Diving on Vancouver Island
Jacques Cousteau rated three of the dives on Vancouver Island in the top ten in the world. When properly prepared with a drysuit and the right exposure protection, many people prefer the diving on Vancouver Island to diving in tropical places like Mexico, Hawaii, Indonesia and Australia.
As the water gets colder, more oxygen and nutrients are in the water. Couple that with the strong currents in the Strait of Geoergia, and other passages on the Island, and it makes for some of the most diverse and dense sea life you may ever come across. At places like Victoria's Ten Mile Point or Port Hardy's Browning Pass there is is so much life on the wall that there is not a single place you can put your finger without squishing something. Ten Mile Point is highly touted as Victoria's best shore dive - and it certainly is - but it is no where near the caliber of a dive as Browning Pass.

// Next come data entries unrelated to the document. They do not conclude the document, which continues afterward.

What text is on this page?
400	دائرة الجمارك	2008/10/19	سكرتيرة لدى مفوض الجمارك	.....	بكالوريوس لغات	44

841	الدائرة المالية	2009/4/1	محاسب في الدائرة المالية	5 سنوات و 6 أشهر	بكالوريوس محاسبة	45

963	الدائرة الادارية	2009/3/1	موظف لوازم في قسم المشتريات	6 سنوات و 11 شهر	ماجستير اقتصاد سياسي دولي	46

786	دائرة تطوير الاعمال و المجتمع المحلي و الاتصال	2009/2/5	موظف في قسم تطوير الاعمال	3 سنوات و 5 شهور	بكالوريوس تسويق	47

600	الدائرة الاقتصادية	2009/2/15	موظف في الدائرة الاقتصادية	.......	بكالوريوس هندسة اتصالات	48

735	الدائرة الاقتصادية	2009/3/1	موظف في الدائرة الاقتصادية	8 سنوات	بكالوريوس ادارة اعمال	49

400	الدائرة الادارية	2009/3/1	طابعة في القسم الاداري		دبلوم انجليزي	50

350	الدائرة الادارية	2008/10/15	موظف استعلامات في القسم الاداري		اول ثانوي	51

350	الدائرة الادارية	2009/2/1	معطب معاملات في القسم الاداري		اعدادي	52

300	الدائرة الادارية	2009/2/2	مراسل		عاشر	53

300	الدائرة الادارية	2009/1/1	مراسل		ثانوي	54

Many people hear about the big life that Vancouver Island diving has to offer such as sea lions, seals, giant pacific octopuses, wolf eels and six-gill sharks, but there is also a diverse complement of "macro" (small) life. This includes things like nudibranchs (sea slugs), sculpins, stubby squids, hydroids, anemones and the like. The stunning purple, orange and red colours of these critters make for unbelievably vibrant photos. BC is also known for its "kelp forest" diving. When the visibility is good, nothing is more breath taking than looking up at the sun from the shallows amidst a kelp forest.
BC is also known for its artificial reefs. The Artificial Reef Society of British Columbia has been sinking decommissioned ships and even a Boeing 737 airplane for nearly three decades. Established artificial reefs like the HMCS Mckenzie, HMCS Saskatchewan and the 442' HMCS Cape Breton are covered in a sea of plumose anemones and a diverse range of nudibranchs. For the more technical oriented divers, there are several cut aways in the ships to allow for easy penetration and exploration. More recently, the HMCS Annapolis was sunk in Howe Sound (Vancouver). The only larger artificial reef outside of BC is the USS Oriskany - an 888' long aircraft carrier in Florida.
The club frequently plans trips to Barkley Sound (six gill sharks!), Hornby Island (sea lions!) and Port Hardy (simply the best!), as well as other day charters out of Victoria and Nanaimo to places like the artificial reefs (wrecks charters) and Race Rocks on the southwestern most tip of the Island. We also do open water oriented charters that anyone can participate in in the Saanich Inlet as well as Arbutus Island by the Swartz Bay Ferry Terminal and the 175' GB Church artificial reef which sits within open water depth limits.
The club also hosts dives all over Victoria including Sannich Inlet, the aforementioned Ten Mile Point, and Victoria's most popular dive site, Ogden Point.